А потом сквозь толпу проходит человек, крупный, мощный, с косматой бородой, на голове у него густая копна черных с проседью волос. Его глаза превратились в бездонные озера скорби и пустоты, в его взгляде есть что-то, что вытягивает из меня мою боль, и я чувствую большое облегчение. Я благодарно киваю Страннику, и он кивает в ответ. Он разводит руками, и я вижу, что одной узловатой рукой он держит заруку Маддалену, а другой — Симонетту.

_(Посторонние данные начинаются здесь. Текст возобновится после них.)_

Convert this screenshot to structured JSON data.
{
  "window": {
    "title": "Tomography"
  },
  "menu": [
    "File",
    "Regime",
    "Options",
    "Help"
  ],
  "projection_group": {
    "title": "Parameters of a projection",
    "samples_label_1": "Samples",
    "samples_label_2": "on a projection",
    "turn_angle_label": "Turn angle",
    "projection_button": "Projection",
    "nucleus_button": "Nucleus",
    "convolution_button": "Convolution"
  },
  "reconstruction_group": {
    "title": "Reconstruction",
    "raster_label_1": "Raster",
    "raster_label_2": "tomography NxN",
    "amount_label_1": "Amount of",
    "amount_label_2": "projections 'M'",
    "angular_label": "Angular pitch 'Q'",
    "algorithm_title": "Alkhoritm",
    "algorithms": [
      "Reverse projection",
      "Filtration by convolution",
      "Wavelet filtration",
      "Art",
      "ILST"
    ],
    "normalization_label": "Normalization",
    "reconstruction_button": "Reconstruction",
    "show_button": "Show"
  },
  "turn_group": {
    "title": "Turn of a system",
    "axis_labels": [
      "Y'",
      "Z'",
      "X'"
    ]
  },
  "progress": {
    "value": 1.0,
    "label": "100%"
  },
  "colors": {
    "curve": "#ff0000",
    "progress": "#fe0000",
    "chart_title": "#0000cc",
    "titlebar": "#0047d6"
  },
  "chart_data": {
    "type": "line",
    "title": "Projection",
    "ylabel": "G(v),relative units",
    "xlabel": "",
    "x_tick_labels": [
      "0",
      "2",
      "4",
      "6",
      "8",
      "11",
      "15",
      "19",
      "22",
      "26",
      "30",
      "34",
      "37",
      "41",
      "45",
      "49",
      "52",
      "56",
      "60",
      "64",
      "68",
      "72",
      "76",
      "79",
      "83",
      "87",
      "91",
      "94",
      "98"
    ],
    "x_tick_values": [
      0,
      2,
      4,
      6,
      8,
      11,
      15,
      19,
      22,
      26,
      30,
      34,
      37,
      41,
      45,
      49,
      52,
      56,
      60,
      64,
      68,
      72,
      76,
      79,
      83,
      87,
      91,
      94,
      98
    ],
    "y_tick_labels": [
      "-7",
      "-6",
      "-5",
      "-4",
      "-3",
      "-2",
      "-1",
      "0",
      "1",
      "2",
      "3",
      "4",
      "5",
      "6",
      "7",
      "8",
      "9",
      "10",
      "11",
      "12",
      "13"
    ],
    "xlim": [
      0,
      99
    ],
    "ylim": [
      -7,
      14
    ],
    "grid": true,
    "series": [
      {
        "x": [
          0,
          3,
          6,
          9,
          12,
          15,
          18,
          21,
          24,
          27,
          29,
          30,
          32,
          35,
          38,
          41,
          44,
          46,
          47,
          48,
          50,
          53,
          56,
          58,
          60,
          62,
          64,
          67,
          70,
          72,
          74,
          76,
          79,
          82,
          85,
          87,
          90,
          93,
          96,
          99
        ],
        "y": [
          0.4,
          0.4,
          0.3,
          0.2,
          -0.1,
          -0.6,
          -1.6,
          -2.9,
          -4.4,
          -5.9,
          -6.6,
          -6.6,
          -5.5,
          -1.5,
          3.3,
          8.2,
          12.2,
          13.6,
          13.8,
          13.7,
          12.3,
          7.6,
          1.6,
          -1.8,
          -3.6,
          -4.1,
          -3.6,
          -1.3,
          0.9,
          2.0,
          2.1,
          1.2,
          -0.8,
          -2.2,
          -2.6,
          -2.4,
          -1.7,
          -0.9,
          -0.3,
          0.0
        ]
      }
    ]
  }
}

Маддалена склонила прелестную голову, ее чудесное и серьезное лицо наполнено горем, и я знаю, что ей тяжело видеть мои страдания. Плотной группой за ними стоят Гебер, Марко, Массимо, Джотто, Джинори, Ингрид, Моше Сфорно с дочерьми, Петрарка, Донателло, Козимо де Медичи и все люди, которых я любил. Все они здесь и все ждут. Из меня вырывается громкий крик радости и свободы, факел палача поджигает костер, и пламя озаряет мое тело. И я стою в самом сердце солнца. И повсюду свет.